Never in my years of purchasing music has the product being released by the music industry been such garbage. Perhaps the costs associated with sales of music that are not related to the actual production could be better spent on A&R. Indie labels, which seem to have grown in number over the years, have loyal followings not because of their PR efforts, but rather because they are giving people something they want to hear.
The music industry's situation is analogous to that of the owners of MLB teams. If their business model doesn't work, don't blame everyone else under the sun. Fix the model! Give us something good to listen to at a reasonable price and we'll buy buy buy. Until then I'll fill out my collection with classics burned off of my friends CD's.
-- Matthew Trokenheim
I don't download many MP3s, and when I do it's purely to listen to some music that I haven't heard before, to try it out. When I like music, I buy it.
I have bought far, far fewer CDs in recent years. There's not very much interesting to download and try even, or if there is I'm not hearing about it in the first place. Radio stations play the same mainstream acts as each other on predetermined playlists, new acts are just endless clones of the last big fad. Many of the new acts can only sing, and don't play instruments or even write the songs themselves. Worthless, manufactured music. There are a few notable exceptions of course, but they only go to show how common the problem is.
Record companies need to understand this:
If I go into a grocers that sells various fruits -- apples, oranges, pears; I might buy one of each. If I go into a different grocers and they only sell different types of apples, I'll probably just buy an apple. You can't sell the same tedious thing to people indefinitely -- at some point the cynical marketing of acts who look good but have no real talent has got to stop. Stop covering the diamonds with 15 layers of straw -- I'm sure there's a lot of good music that simply isn't being marketed at all.
-- James Greenhalgh
Why blame file sharing when the rise in sales of used CDs could be more to blame for the drop in new CD sales? The wide availability of recent releases in the used section has prompted my two teenagers and I to buy used CDs exclusively. We still download hard to find stuff from the peer to peer networks but it is easier to pay seven bucks for a used CD than burn a CD on the computer. The record companies now want royalties on used CD's.
-- Michael Watson
I have an iPod, two Macs that run iTunes, and exactly zero bootlegged audio files. Maybe I'm strange, I don't know. It's true that I haven't purchased much new music lately. You want to know why? Because I haven't wanted to. It's too expensive, and there hasn't been much new that I've wanted in a very long time. Remember back when bands like Genesis and The Who came out with amazing albums where every song was worth listening to many times? Name me an album like that in recent memory. I liked "Bittersweet Symphony" a few years back, so I bought the album. I didn't like a single track on the album other than "Bittersweet Symphony." I've played the album twice. I don't mean to whine, but if the music industry has anything to offer me, they're doing a terrible job of marketing it to me. Instead of wasting time and money trying to squelch MP3 trading, maybe they should spend some time concentrating on quality, innovation and effective marketing.
-- Ted Lemon
Two points.
1. Your article states, "You mention that price doesn't matter because album prices have tracked with inflation for the last 30 years: A 10-song recording today costs as much as it did in the '70s. This runs counter to the public perception that CDs are wildly over-priced ..."

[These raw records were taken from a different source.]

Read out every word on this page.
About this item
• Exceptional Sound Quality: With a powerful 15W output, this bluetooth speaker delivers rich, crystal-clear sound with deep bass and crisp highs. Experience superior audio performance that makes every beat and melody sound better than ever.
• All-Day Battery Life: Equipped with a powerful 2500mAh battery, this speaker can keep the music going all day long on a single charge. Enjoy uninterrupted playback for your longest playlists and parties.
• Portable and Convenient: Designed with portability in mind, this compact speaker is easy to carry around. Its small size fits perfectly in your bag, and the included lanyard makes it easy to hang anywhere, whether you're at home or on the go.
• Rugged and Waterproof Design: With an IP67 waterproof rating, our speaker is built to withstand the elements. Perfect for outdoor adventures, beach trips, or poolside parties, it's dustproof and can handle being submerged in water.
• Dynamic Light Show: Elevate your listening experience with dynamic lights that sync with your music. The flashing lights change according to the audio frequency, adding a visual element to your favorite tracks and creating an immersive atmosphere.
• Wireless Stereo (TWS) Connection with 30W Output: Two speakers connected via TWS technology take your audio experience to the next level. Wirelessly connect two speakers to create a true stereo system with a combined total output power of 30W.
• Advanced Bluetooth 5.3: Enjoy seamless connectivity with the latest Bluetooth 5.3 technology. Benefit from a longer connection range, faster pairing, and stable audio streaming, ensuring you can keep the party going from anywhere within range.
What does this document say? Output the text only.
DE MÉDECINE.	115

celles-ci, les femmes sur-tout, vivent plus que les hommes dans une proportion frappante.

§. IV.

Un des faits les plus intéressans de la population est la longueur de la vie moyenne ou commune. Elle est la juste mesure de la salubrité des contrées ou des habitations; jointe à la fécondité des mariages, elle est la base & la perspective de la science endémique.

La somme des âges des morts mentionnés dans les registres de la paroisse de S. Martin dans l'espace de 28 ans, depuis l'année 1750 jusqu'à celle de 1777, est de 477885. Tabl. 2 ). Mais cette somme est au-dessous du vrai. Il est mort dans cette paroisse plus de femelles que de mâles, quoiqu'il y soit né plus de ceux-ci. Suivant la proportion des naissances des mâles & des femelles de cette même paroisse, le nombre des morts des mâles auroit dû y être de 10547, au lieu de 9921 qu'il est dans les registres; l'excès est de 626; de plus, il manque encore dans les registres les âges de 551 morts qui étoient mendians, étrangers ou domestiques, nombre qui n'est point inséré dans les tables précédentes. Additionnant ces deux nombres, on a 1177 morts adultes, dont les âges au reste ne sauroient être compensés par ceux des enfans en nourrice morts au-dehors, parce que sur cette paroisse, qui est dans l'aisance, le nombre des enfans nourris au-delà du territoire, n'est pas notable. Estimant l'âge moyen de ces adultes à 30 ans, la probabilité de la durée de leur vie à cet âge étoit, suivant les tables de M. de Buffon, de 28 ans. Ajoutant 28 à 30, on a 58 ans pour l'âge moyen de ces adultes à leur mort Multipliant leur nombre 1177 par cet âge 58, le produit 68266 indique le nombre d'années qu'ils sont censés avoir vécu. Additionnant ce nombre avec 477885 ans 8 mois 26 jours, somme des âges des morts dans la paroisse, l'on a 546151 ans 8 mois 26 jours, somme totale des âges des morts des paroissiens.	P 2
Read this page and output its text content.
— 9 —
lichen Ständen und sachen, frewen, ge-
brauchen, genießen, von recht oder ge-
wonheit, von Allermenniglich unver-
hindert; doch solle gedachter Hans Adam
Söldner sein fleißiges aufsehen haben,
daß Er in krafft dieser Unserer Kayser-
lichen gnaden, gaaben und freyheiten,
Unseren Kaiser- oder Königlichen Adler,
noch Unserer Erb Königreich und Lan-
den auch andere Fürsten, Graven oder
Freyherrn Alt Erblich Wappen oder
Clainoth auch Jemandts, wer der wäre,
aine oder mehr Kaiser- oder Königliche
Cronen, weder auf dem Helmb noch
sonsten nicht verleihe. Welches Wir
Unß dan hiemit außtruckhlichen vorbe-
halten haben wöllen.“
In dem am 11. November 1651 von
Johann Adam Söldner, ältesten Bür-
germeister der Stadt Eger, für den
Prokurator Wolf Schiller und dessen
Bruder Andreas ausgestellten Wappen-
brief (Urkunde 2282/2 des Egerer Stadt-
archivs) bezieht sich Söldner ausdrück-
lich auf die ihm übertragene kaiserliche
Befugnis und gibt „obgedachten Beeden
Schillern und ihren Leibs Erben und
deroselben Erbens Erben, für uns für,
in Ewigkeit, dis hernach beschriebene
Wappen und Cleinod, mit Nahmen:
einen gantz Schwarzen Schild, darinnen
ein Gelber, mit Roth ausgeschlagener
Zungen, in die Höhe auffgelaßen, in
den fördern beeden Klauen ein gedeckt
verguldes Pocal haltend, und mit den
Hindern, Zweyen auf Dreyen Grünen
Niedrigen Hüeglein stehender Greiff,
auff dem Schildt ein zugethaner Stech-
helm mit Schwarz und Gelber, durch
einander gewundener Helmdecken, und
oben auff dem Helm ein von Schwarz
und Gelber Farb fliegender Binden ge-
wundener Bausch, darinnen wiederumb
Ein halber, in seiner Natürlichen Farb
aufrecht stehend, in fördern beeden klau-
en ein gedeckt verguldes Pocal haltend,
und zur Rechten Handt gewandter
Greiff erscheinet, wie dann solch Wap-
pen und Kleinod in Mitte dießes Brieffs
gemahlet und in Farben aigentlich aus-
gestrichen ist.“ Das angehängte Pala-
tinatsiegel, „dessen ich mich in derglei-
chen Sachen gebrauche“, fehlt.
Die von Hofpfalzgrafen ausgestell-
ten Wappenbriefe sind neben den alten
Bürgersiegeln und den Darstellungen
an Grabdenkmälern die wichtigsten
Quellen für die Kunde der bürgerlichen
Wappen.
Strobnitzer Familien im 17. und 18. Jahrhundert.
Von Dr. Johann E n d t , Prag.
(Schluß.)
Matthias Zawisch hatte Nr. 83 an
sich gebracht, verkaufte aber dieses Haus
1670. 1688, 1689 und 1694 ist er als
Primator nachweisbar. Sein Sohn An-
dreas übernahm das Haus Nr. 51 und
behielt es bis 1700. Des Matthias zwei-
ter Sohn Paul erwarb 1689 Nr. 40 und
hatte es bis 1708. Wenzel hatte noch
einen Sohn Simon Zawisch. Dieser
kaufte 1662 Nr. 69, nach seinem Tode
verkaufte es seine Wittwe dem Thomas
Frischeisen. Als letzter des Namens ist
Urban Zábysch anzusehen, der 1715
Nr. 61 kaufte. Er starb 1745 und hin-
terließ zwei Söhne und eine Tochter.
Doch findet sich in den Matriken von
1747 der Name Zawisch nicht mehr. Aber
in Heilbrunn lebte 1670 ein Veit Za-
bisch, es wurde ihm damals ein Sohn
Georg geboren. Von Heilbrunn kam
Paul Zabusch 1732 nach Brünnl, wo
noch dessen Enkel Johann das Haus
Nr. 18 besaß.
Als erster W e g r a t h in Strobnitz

However, you fail to factor in that both minimum wage and the average American wage have not tracked with inflation and have, in fact, been grossly slow in there increase when compared to the rate of inflation.
2. The bottom line is that the "music industry" has continued to homogenize the production of music. The industry's goal is not to promote artistic integrity and great art, but to produce a slick product for mass consumption. Perhaps, listeners are tired of the products being offered?